House committee kills LGBTQ inclusive fair housing bill
Read More: Chris Freund, Del Marcus Simon, Family Foundation, GA 2015, HB 1454, Heather Crislip, home, housing discrimination, Housing Opportunities Made Equal of Virginia, same-sex couples

A bill which would protect LGBTQ Virginians from being denied housing for who they love was killed in a House subcommittee today.
HB 1454 would have added sexual orientation and gender identity to the list of protected classes in Virginia’s fair housing law, making discrimination against LGBTQ people in housing an unlawful-practice.
“Home seekers should not be evaluated based on criteria that do not relate to their ability to pay their or be good neighbors. And not on their sexual orientation,” said Heather Crislip, President and CEO of Housing Opportunities Made Equal of Virginia (HOME).
After a similar fair housing bill failed last year, HOME spent the last few months studying discrimination against same-sex couples in housing in around the state. The group found a 31% rate of differential treatment where same-sex couples were treated worse than different sex couples.
But HOME Was not the only group to find data supporting a need to expand protections to LGBTQ Virginians.
According to a nationwide study by the U.S. Department of Housing and Urban Development, same-sex couples experienced discrimination 16 percent of the time when seeking rental housing.
A HUD study found adverse treatment is found primarily in the form of same-sex couples receiving fewer responses to the e-mail inquiry than heterosexual couples, and while “no clearcut pattern exists in the magnitude of adverse treatment by metropolitan market size,” discrimination exists in all metropolitan areas.

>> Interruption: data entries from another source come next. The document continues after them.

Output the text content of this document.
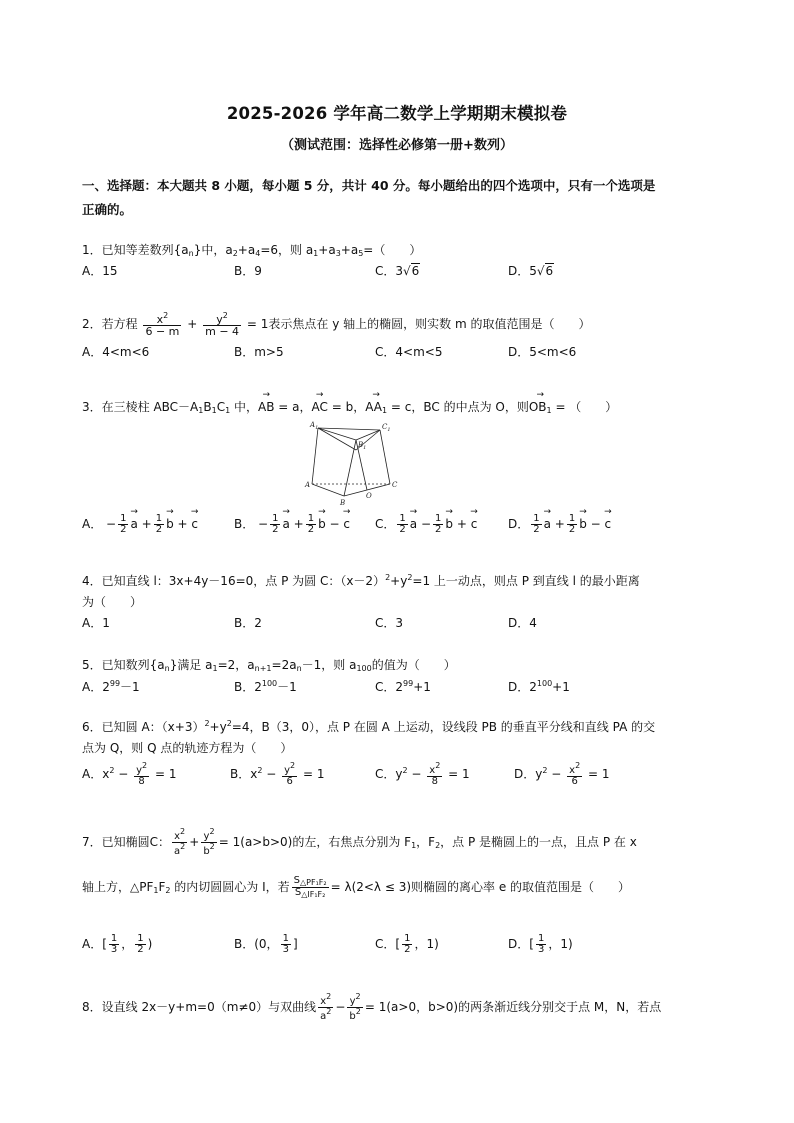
2025-2026 学年高二数学上学期期末模拟卷
（测试范围：选择性必修第一册+数列）
一、选择题：本大题共 8 小题，每小题 5 分，共计 40 分。每小题给出的四个选项中，只有一个选项是
正确的。
1．已知等差数列$\{a_n\}$中，$a_2+a_4=6$，则 $a_1+a_3+a_5=$（　　）
A．15	B．9	C．3√6	D．5√6
2．若方程 $\frac{x^2}{6 - m} + \frac{y^2}{m - 4} = 1$表示焦点在 y 轴上的椭圆，则实数 m 的取值范围是（　　）
A．4<m<6	B．m>5	C．4<m<5	D．5<m<6
3．在三棱柱 $ABC-A_1B_1C_1$ 中，→ AB = a，→ AC = b，→ $AA_1 = c$，BC 的中点为 O，则→ $OB_1$ = （　　）
$A_1$	$C_1$
$B_1$
A	C
B
O
A． − $\frac{1}{2}$
→ $a + \frac{1}{2}$
→ b + → c	B． − $\frac{1}{2}$
→ $a + \frac{1}{2}$
→ b − → c C． $\frac{1}{2}$
→ $a - \frac{1}{2}$
→ b + → c	D． $\frac{1}{2}$
→ $a + \frac{1}{2}$
→ b − → c
4．已知直线 l：3x+4y－16=0，点 P 为圆 C：$(x-2)^2+y^2=1$ 上一动点，则点 P 到直线 l 的最小距离
为（　　）
A．1	B．2	C．3	D．4
5．已知数列$\{a_n\}$满足 $a_1=2$，$a_{n+1}=2a_n-1$，则 $a_{100}$的值为（　　）
A．$2^{99}-1$	B．$2^{100}-1$	C．$2^{99}+1$	D．$2^{100}+1$
6．已知圆 A：$(x+3)^2+y^2=4$，B（3，0），点 P 在圆 A 上运动，设线段 PB 的垂直平分线和直线 PA 的交
点为 Q，则 Q 点的轨迹方程为（　　）
A．$x^2 - \frac{y^2}{8} = 1$	B．$x^2 - \frac{y^2}{6} = 1$	C．$y^2 - \frac{x^2}{8} = 1$	D．$y^2 - \frac{x^2}{6} = 1$
7．已知椭圆C： $\frac{x^2}{a^2} + \frac{y^2}{b^2} = 1(a>b>0)$的左，右焦点分别为 $F_1$，$F_2$，点 P 是椭圆上的一点，且点 P 在 x
轴上方，$\triangle PF_1F_2$ 的内切圆圆心为 I，若 $\frac{S_{\triangle PF_1F_2}}{S_{\triangle IF_1F_2}} = \lambda(2<\lambda \le 3)$则椭圆的离心率 e 的取值范围是（　　）
A．[ $\frac{1}{3}$ ， $\frac{1}{2}$ )	B．(0， $\frac{1}{3}$ ]	C．[ $\frac{1}{2}$ ，1)	D．[ $\frac{1}{3}$ ，1)
8．设直线 2x－y+m=0（m≠0）与双曲线 $\frac{x^2}{a^2} - \frac{y^2}{b^2} = 1(a>0$，b>0)的两条渐近线分别交于点 M，N，若点
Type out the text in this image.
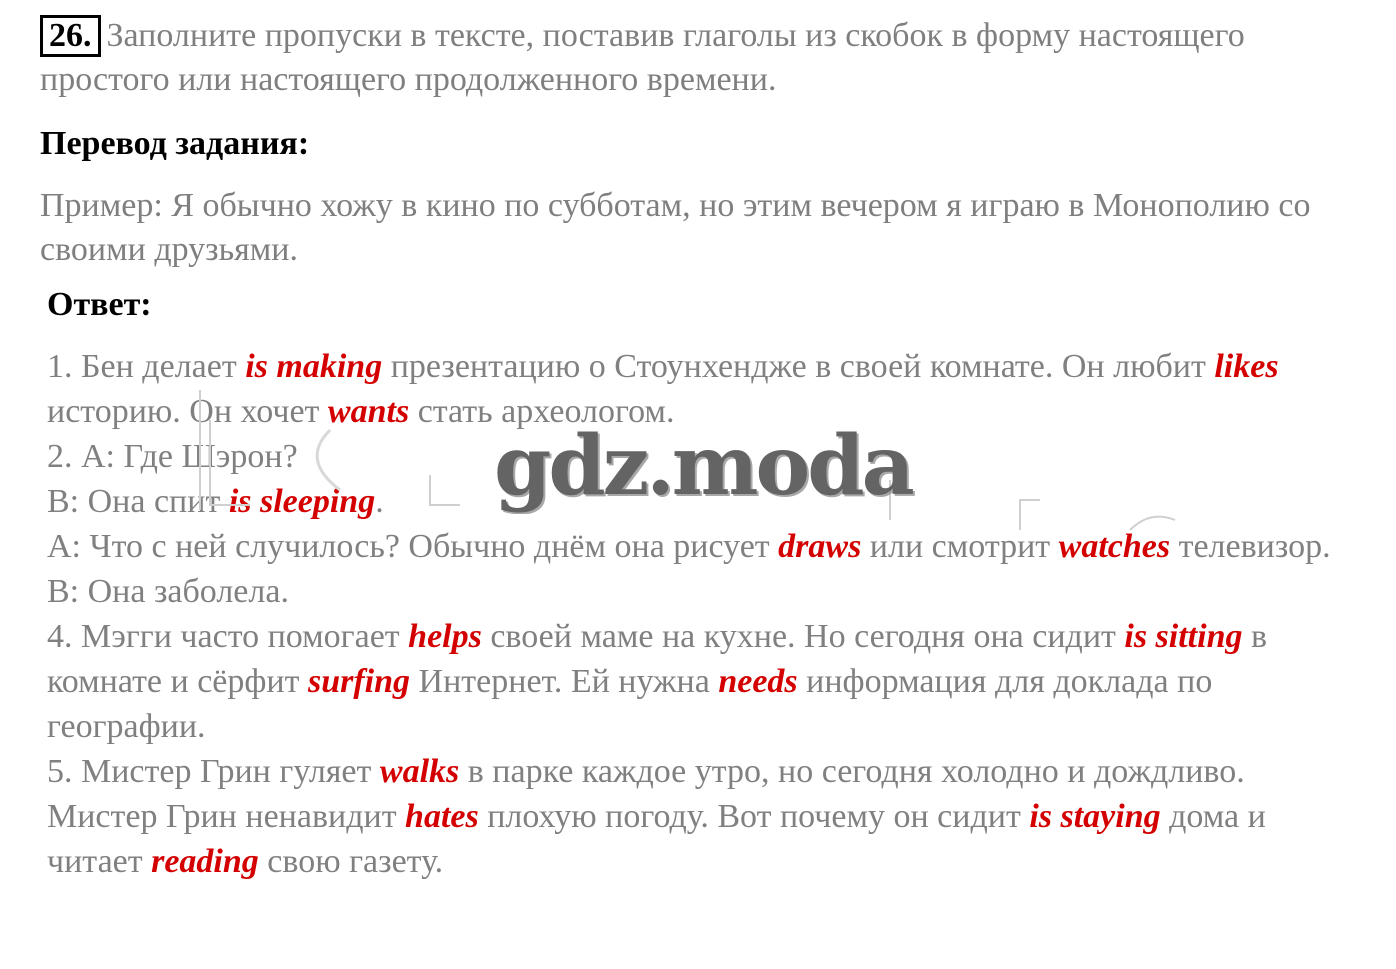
26. Заполните пропуски в тексте, поставив глаголы из скобок в форму настоящего простого или настоящего продолженного времени.
Перевод задания:
Пример: Я обычно хожу в кино по субботам, но этим вечером я играю в Монополию со своими друзьями.
Ответ:

1. Бен делает is making презентацию о Стоунхендже в своей комнате. Он любит likes историю. Он хочет wants стать археологом.

2. А: Где Шэрон?

В: Она спит is sleeping.

А: Что с ней случилось? Обычно днём она рисует draws или смотрит watches телевизор.

В: Она заболела.

4. Мэгги часто помогает helps своей маме на кухне. Но сегодня она сидит is sitting в комнате и сёрфит surfing Интернет. Ей нужна needs информация для доклада по географии.

5. Мистер Грин гуляет walks в парке каждое утро, но сегодня холодно и дождливо. Мистер Грин ненавидит hates плохую погоду. Вот почему он сидит is staying дома и читает reading свою газету.

gdz.moda
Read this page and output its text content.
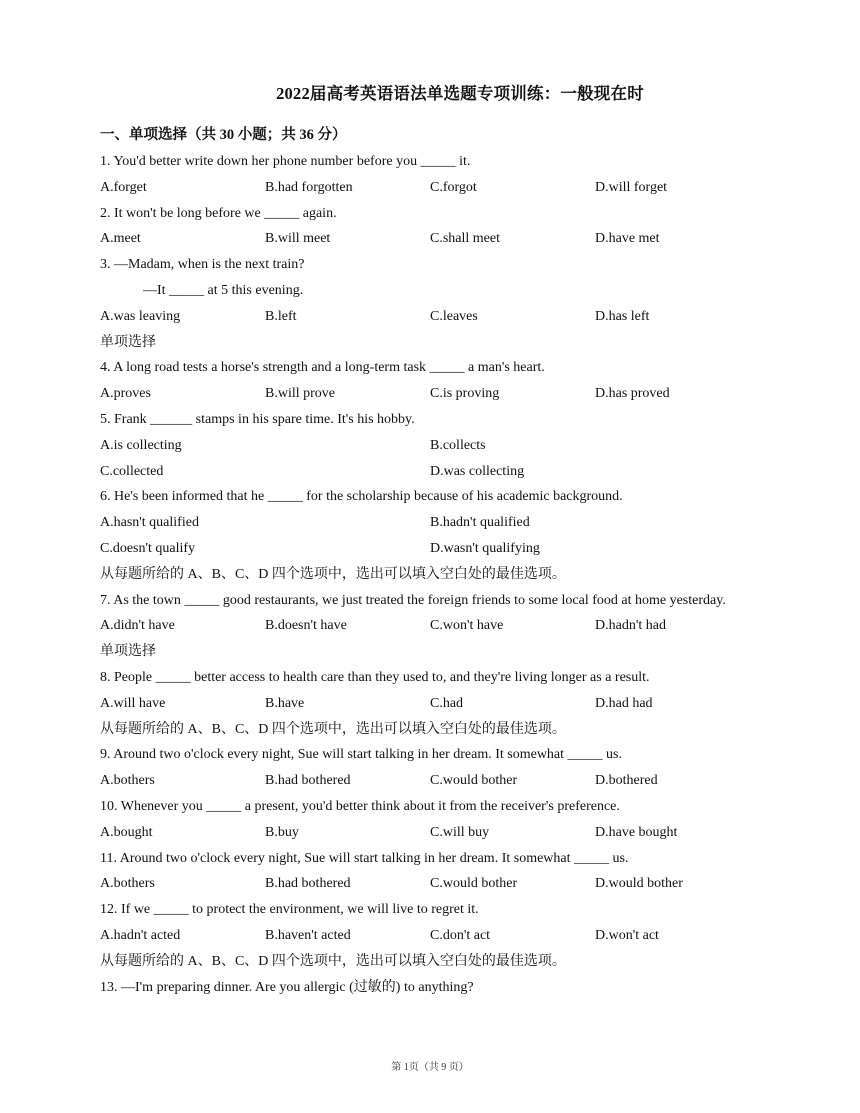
2022届高考英语语法单选题专项训练：一般现在时
一、单项选择（共 30 小题；共 36 分）
1. You'd better write down her phone number before you _____ it.
A.forget	B.had forgotten	C.forgot	D.will forget
2. It won't be long before we _____ again.
A.meet	B.will meet	C.shall meet	D.have met
3. —Madam, when is the next train?
—It _____ at 5 this evening.
A.was leaving	B.left	C.leaves	D.has left
单项选择
4. A long road tests a horse's strength and a long-term task _____ a man's heart.
A.proves	B.will prove	C.is proving	D.has proved
5. Frank ______ stamps in his spare time. It's his hobby.
A.is collecting	B.collects
C.collected	D.was collecting
6. He's been informed that he _____ for the scholarship because of his academic background.
A.hasn't qualified	B.hadn't qualified
C.doesn't qualify	D.wasn't qualifying
从每题所给的 A、B、C、D 四个选项中，选出可以填入空白处的最佳选项。
7. As the town _____ good restaurants, we just treated the foreign friends to some local food at home yesterday.
A.didn't have	B.doesn't have	C.won't have	D.hadn't had
单项选择
8. People _____ better access to health care than they used to, and they're living longer as a result.
A.will have	B.have	C.had	D.had had
从每题所给的 A、B、C、D 四个选项中，选出可以填入空白处的最佳选项。
9. Around two o'clock every night, Sue will start talking in her dream. It somewhat _____ us.
A.bothers	B.had bothered	C.would bother	D.bothered
10. Whenever you _____ a present, you'd better think about it from the receiver's preference.
A.bought	B.buy	C.will buy	D.have bought
11. Around two o'clock every night, Sue will start talking in her dream. It somewhat _____ us.
A.bothers	B.had bothered	C.would bother	D.would bother
12. If we _____ to protect the environment, we will live to regret it.
A.hadn't acted	B.haven't acted	C.don't act	D.won't act
从每题所给的 A、B、C、D 四个选项中，选出可以填入空白处的最佳选项。
13. —I'm preparing dinner. Are you allergic (过敏的) to anything?
第 1页（共 9 页）
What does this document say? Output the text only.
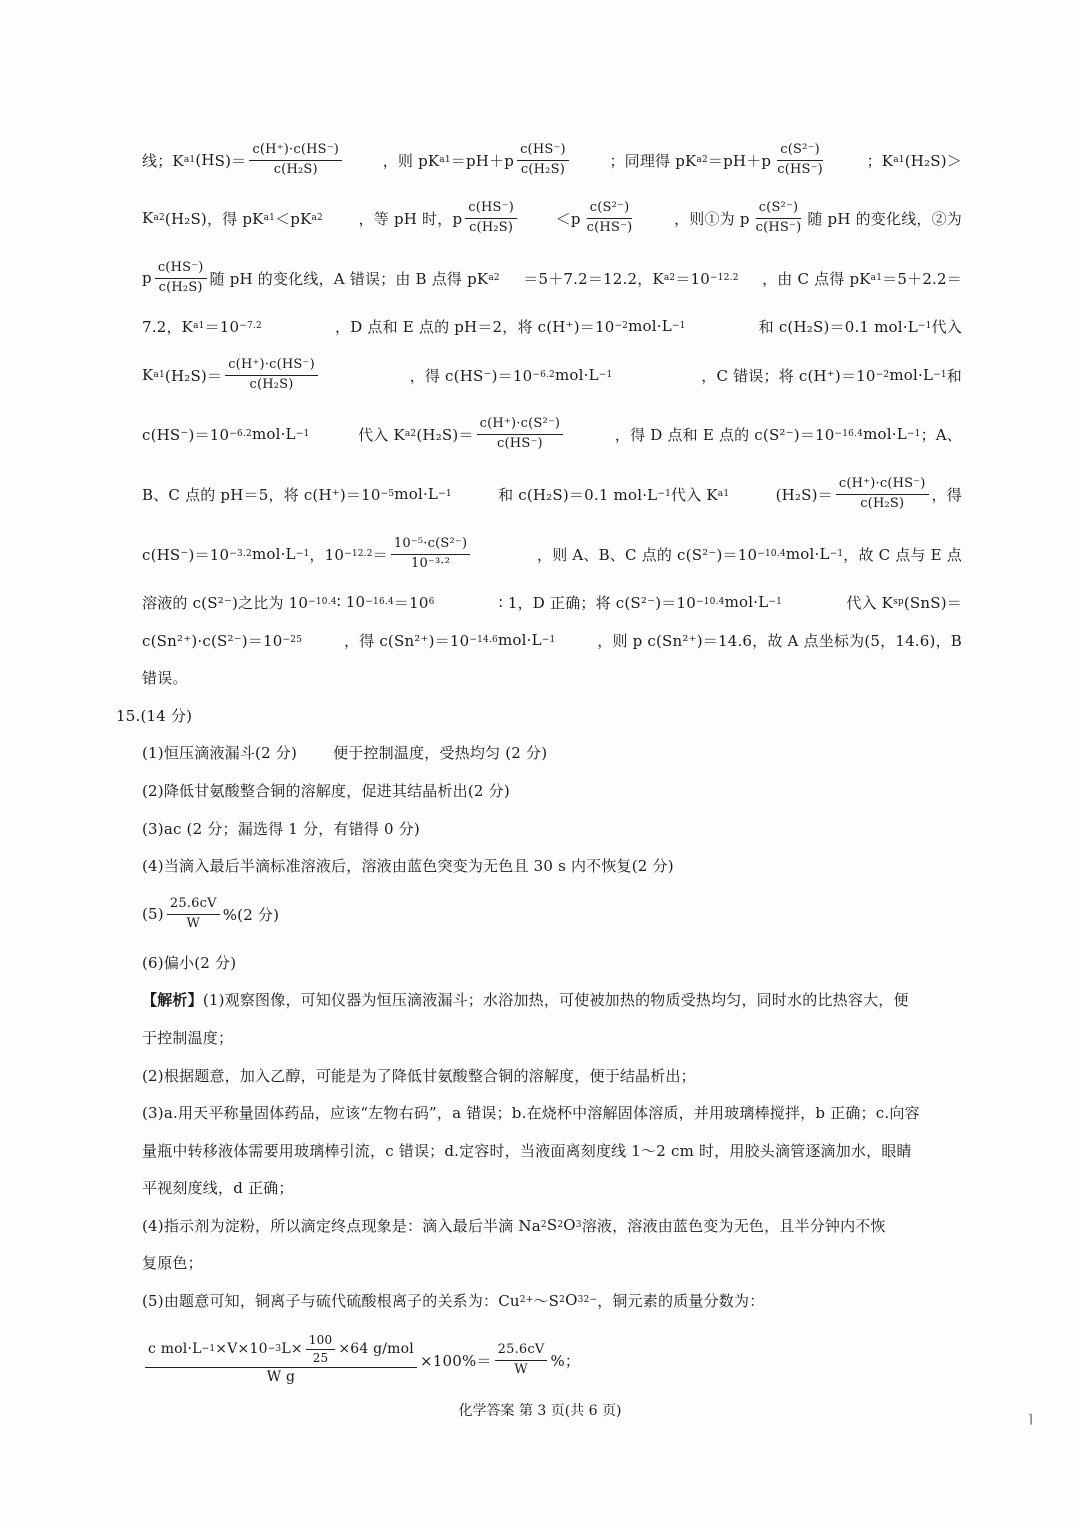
线；K a1 (H $S)= \frac{c(H^+)\cdot c(HS^-)}{\text{c(H₂S)}}$	，则 pK $a1 =pH+p \frac{c(HS^-)}{\text{c(H₂S)}}$	；同理得 pK $a2 =pH+p \frac{\text{c(S²⁻)}}{c(HS^-)}$	；K a1 (H₂S)＞
K a2 (H₂S)，得 pK a1 ＜pK a2 ，等 pH 时，p $\frac{c(HS^-)}{\text{c(H₂S)}}$	$<p \frac{\text{c(S²⁻)}}{c(HS^-)}$	，则①为 p $\frac{\text{c(S²⁻)}}{c(HS^-)}$ 随 pH 的变化线，②为
p $\frac{c(HS^-)}{\text{c(H₂S)}}$ 随 pH 的变化线，A 错误；由 B 点得 pK a2 ＝5＋7.2＝12.2，K a2 ＝10 −12.2 ，由 C 点得 pK a1 ＝5＋2.2＝
7.2，K a1 ＝10 −7.2	，D 点和 E 点的 pH＝2，将 c(H⁺)＝10 −2 mol·L −1	和 c(H₂S)＝0.1 mol·L −1 代入
K a1 $(H_2S)= \frac{c(H^+)\cdot c(HS^-)}{\text{c(H₂S)}}$	，得 c(HS⁻)＝10 −6.2 mol·L −1	，C 错误；将 c(H⁺)＝10 −2 mol·L −1 和
c(HS⁻)＝10 −6.2 mol·L −1	代入 K a2 $(H_2S)= \frac{\text{c(H⁺)·c(S²⁻)}}{c(HS^-)}$	，得 D 点和 E 点的 c(S²⁻)＝10 −16.4 mol·L −1 ；A、
B、C 点的 pH＝5，将 c(H⁺)＝10 −5 mol·L −1	和 c(H₂S)＝0.1 mol·L −1 代入 K a1	$(H_2S)= \frac{c(H^+)\cdot c(HS^-)}{\text{c(H₂S)}}$ ，得
c(HS⁻)＝10 −3.2 mol·L −1 ，$10 -12.2 = \frac{\text{10⁻⁵·c(S²⁻)}}{\text{10⁻³·²}}$	，则 A、B、C 点的 c(S²⁻)＝10 −10.4 mol·L −1 ，故 C 点与 E 点
溶液的 c(S²⁻)之比为 10 −10.4 ∶ 10 −16.4 ＝10 6	∶ 1，D 正确；将 c(S²⁻)＝10 −10.4 mol·L −1	代入 K sp (SnS)＝
c(Sn²⁺)·c(S²⁻)＝10 −25	，得 c(Sn²⁺)＝10 −14.6 mol·L −1	，则 p c(Sn²⁺)＝14.6，故 A 点坐标为(5，14.6)，B
错误。
15.(14 分)
(1)恒压滴液漏斗(2 分) 便于控制温度，受热均匀 (2 分)
(2)降低甘氨酸整合铜的溶解度，促进其结晶析出(2 分)
(3)ac (2 分；漏选得 1 分，有错得 0 分)
(4)当滴入最后半滴标准溶液后，溶液由蓝色突变为无色且 30 s 内不恢复(2 分)
$(5) \frac{25.6cV}{W} \%(2$ 分)
(6)偏小(2 分)
【解析】 (1)观察图像，可知仪器为恒压滴液漏斗；水浴加热，可使被加热的物质受热均匀，同时水的比热容大，便
于控制温度；
(2)根据题意，加入乙醇，可能是为了降低甘氨酸整合铜的溶解度，便于结晶析出；
(3)a.用天平称量固体药品，应该“左物右码”，a 错误；b.在烧杯中溶解固体溶质，并用玻璃棒搅拌，b 正确；c.向容
量瓶中转移液体需要用玻璃棒引流，c 错误；d.定容时，当液面离刻度线 1～2 cm 时，用胶头滴管逐滴加水，眼睛
平视刻度线，d 正确；
(4)指示剂为淀粉，所以滴定终点现象是：滴入最后半滴 Na 2 S 2 O 3 溶液，溶液由蓝色变为无色，且半分钟内不恢
复原色；
(5)由题意可知，铜离子与硫代硫酸根离子的关系为：Cu 2+ ～S 2 O 3 2− ，铜元素的质量分数为：
$\frac{c mol\cdot L -1 \times V\times 10 -3 L\times \frac{100}{25} \times 64 g/mol}{\text{W g}} \times 100\%= \frac{25.6cV}{W}$ %；
化学答案 第 3 页(共 6 页)	⌉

The National Center for Transgender Equality found that one in five transgender people in the U.S. have been refused housing, and more than one in ten have been evicted because of their gender identity.
But opposition to expanding protections was present as well.
“I think it makes it difficult for a homeowner or someone who’s renting to know for sure they will have to start asking questions about sexual identity before they try to rent out a property,” said Chris Freund of the Family Foundation. ”And if they don’t, they are open to lawsuit and fair housing investigations can take over a year.”
Sponsored by Delegate Marcus Simon (D-53) (Top image), the bill was backed by new study by The non-profit fair housing group Housing Opportunities Made Equal of Virginia (HOME) who conducted a recent study showing 31% of same-sex couples received unfair treatment when seeking housing in the state.
Additionally, In 2013, the National Fair Housing Alliance (NFHA) had 27,352 housing discrimination filed complaints and there are many other instances of housing discrimination that go unheard. Of those complaints, 268 were based on sexual orientation and 27 based on gender-identity.
A similar bill fair housing bill, SB917, failed last week after a Senator said the change in law could violate a homeowner’s religious freedom.